Our AtD programs
Atopic dermatitis (AtD), is a chronic pruritic (itching) inflammatory skin disease that most frequently starts in early childhood, often persists into adulthood, but may also have an adult onset. According to GlobalData, sales of AtD therapies in the 7 major healthcare markets may reach $4 billion in 2016, with 35 million patients diagnosed with the disease and 10 million patients being treated in those markets. The main features of AtD are the impairment of the skin barrier and dysfunction of the immune system accompanied with dry skin and severe pruritus that is associated with cutaneous hyperactivity to various environmental stimuli. The pruritus (itching) may lead to sleep loss, anxiety, depression and impaired social life and is therefore considered as highest therapeutic need in AtD. Generic drugs are the approved standard of care, including immunomodulators cyclosporine and mycophenolate mofetil and topical treatments. There are disease-modifying biologics in development.

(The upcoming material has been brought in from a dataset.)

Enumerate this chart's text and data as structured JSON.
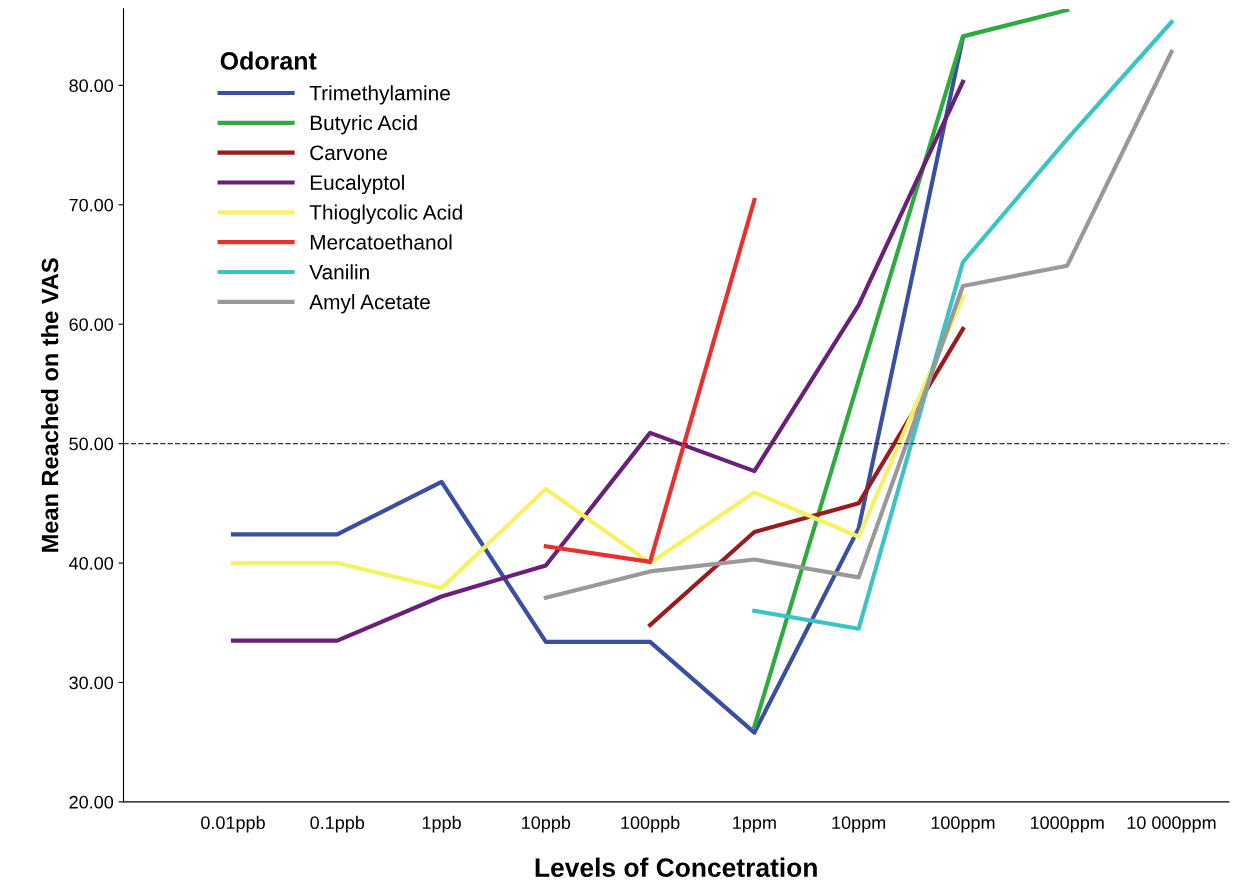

MOR106 is a human monoclonal antibody designed to selectively target IL-17C. IL-17C is a target discovered by us and has been shown to be distinct from other members of the IL-17 cytokine family, playing an important and pro-inflammatory role in certain skin disorders. MOR106 potently inhibits the binding of IL-17C to its receptor and thus inhibits its biological activity.
MOR106 arises from a discovery and co-development alliance between Galapagos and MorphoSys, in which both companies contribute their core technologies and expertise.
We are currently evaluating MOR106 in a randomized, double-blind, placebo-controlled Phase 1 trial, with the aim to evaluate safety and tolerability. As secondary endpoints, the trial will assess pharmacokinetics and potential immunogenicity of MOR106.
The first part of the trial was conducted in a single center in 56 healthy volunteers, evaluating single ascending doses (SAD) as intravenous infusion compared to placebo. MOR106 showed favorable safety and PK results when administered to healthy volunteers in the ongoing trial. Subsequently an investigation was started of multiple ascending doses (MAD) compared to placebo in approximately 24 patients with moderate to severe AtD in several European centers. Topline results of the complete trial, including the MAD part in patients and further results from the SAD part in healthy volunteers, are expected in the second half of 2017.
In June 2016, we nominated a second candidate drug for AtD, GLPG2534, with an undisclosed novel mechanism of action aimed at atopic dermatitis and which is different from the target of MOR106. This small molecule candidate is fully proprietary to us and is expected to enter Phase 1 trials in 2017.